Pandemic job losses hit tourism-dependent states hardest

HONOLULU (AP) — The coronavirus pandemic has been particularly brutal to the tourism-dependent economies of Nevada and Hawaii.  Nevada’s unemployment rate was 28.2% in April. It’s the worst any state has seen since the national jobless rate was estimated at 25% in 1933 during the depths of the Great Depression. Michigan came in second with 22.7% and Hawaii third with 22.3% In Michigan, job losses were spread across all sectors, with especially large losses in hospitality and manufacturing.


2 technicians charged in probe of alcohol-breath devices

KALAMAZOO, Mich. (AP) — Two people have been charged with forgery and other crimes in an investigation of Michigan’s desktop alcohol-breath devices. The DataMaster breath test is used to measure alcohol levels at county jails or police departments after a motorist is arrested. Earlier this year, all 203 machines were temporarily taken out of service until state police could verify that each was properly calibrated. The attorney general’s office says two technicians who were contracted to service the machines created false documents to show they completed tests on DataMasters at the Beverly Hills police department and the Alpena County sheriff’s office.


Court: Injunction blocking Michigan e-cigarette ban stands

LANSING, Mich. (AP) — The state appeals court has let stand an injunction blocking Michigan’s ban on flavored e-cigarettes, saying a lower judge did not overstep in ruling for two businesses that sued. In a 3-0 ruling released Friday, the court said Court of Claims Judge Cynthia Stephen did not abuse her discretion. Last October, she temporarily blocked the state’s weeks-old emergency rules created at the behest of Gov. Gretchen Whitmer. The judge said the businesses showed a likelihood of prevailing on the merits of their contention that the rules are procedurally invalid, because state officials didn’t justify short-cutting the normal rule-making process.


Flood raises fears of pollution at Michigan toxic waste site

TRAVERSE CITY, Mich. (AP) — A massive flood is raising fears of setbacks in a hazardous waste cleanup along a central Michigan river. Floodwaters overwhelmed two dams this week, chasing 11,000 people from their homes in or near Midland. The Tittabawassee River flows past Dow Chemical Co.’s headquarters plant, which for years produced dioxins. The highly toxic compounds were dumped into the river, where they became embedded in sediments and floodplains. Dow has been cleaning up the area since 2007 and has made considerable progress. The company says its projects survived a flood three years ago.

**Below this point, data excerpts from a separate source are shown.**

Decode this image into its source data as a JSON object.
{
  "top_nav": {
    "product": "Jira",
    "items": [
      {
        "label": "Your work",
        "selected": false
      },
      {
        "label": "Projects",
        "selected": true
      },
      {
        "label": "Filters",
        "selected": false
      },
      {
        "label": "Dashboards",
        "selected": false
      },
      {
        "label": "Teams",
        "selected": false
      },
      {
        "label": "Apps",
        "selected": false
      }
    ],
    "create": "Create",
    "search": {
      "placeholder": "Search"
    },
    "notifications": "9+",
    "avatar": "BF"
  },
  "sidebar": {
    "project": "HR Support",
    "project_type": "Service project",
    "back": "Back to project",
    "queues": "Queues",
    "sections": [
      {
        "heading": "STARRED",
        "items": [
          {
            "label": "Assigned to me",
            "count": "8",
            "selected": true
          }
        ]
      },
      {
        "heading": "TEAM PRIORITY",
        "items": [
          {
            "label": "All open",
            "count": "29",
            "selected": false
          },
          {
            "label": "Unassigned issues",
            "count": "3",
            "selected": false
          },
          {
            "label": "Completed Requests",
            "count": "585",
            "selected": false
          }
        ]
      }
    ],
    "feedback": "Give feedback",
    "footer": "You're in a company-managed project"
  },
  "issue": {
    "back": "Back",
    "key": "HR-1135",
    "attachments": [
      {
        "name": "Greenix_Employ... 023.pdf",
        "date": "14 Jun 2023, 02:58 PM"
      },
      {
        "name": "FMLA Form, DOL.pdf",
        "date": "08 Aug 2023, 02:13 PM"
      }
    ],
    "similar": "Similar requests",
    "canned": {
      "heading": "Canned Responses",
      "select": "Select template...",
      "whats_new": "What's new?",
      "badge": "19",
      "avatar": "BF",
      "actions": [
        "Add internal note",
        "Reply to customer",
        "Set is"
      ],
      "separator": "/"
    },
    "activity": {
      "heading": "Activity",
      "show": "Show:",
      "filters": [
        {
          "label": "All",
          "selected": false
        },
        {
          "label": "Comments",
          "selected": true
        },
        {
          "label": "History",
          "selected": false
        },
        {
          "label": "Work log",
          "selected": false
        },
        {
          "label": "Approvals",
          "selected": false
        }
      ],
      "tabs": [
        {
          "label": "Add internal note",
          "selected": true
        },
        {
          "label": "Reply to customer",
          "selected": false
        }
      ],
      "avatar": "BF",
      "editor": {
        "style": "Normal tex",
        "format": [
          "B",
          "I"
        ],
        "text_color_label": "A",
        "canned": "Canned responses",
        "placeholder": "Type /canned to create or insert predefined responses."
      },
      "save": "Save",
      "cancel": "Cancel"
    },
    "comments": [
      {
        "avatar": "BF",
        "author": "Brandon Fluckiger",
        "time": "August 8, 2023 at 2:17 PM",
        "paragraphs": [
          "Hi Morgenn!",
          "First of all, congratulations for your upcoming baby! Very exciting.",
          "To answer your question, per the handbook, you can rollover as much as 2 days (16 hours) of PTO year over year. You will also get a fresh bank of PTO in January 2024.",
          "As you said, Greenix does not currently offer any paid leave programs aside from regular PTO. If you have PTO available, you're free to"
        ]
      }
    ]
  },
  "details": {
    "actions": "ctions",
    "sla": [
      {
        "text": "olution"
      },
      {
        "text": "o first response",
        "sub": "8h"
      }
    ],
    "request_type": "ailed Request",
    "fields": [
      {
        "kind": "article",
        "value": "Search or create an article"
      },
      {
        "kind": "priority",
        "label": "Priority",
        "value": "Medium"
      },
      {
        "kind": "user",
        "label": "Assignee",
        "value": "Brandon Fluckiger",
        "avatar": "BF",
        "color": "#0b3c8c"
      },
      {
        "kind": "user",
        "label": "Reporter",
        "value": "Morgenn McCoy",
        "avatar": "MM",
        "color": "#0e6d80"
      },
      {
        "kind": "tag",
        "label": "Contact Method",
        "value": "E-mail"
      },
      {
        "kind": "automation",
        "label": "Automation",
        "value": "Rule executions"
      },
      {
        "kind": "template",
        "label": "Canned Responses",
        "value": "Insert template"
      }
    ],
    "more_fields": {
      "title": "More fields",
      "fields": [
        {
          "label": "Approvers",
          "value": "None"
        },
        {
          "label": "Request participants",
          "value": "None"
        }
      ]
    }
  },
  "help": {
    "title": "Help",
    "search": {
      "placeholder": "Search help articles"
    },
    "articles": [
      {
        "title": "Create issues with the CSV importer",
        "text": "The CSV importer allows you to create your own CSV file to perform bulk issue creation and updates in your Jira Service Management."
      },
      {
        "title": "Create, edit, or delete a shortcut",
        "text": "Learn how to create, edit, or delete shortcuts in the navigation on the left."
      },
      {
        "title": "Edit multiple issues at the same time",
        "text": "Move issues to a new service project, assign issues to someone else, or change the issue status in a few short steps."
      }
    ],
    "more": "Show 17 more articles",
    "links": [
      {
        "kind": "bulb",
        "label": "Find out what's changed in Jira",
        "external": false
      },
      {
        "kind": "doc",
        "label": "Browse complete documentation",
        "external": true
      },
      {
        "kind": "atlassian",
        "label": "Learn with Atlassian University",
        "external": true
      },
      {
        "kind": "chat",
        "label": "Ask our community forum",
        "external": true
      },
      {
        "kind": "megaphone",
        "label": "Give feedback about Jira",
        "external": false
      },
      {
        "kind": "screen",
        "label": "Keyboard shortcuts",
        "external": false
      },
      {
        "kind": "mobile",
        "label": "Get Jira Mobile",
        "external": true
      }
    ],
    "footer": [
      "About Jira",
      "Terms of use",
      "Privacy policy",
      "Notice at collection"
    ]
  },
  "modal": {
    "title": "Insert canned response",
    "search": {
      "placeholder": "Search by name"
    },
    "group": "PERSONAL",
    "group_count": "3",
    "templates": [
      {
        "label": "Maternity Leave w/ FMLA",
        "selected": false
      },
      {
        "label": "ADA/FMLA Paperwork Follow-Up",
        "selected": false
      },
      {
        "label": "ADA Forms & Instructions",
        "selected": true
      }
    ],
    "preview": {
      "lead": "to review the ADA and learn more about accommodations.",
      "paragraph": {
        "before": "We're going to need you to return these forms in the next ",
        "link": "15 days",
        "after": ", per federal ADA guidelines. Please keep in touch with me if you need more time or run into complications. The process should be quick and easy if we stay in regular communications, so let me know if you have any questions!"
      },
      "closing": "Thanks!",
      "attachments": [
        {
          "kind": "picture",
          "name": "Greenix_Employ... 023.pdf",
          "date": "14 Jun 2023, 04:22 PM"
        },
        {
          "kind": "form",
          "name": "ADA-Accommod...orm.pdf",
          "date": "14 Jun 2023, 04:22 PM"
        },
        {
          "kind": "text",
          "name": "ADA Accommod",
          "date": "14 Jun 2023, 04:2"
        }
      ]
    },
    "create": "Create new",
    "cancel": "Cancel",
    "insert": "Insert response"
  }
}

But some scientists and activists fear this week’s flood could sweep the toxins downstream. 


Michigan governor wins legal fight with lawmakers over virus

DETROIT (AP) — The governor of Michigan has won a high-stakes challenge by Republican lawmakers who sued over her authority to declare emergencies and order sweeping restrictions during the coronavirus outbreak. A judge says a 1945 law cited by Gov. Gretchen Whitmer can be used and is not limited to regional emergencies. The lawsuit from the House and Senate grew out of frustration with Whitmer’s one-size strategy to stop the spread of the coronavirus. People have been told to stay home, and businesses have been shut down. Whitmer has been easing the restrictions. Bars and restaurants in northern Michigan can open early Friday.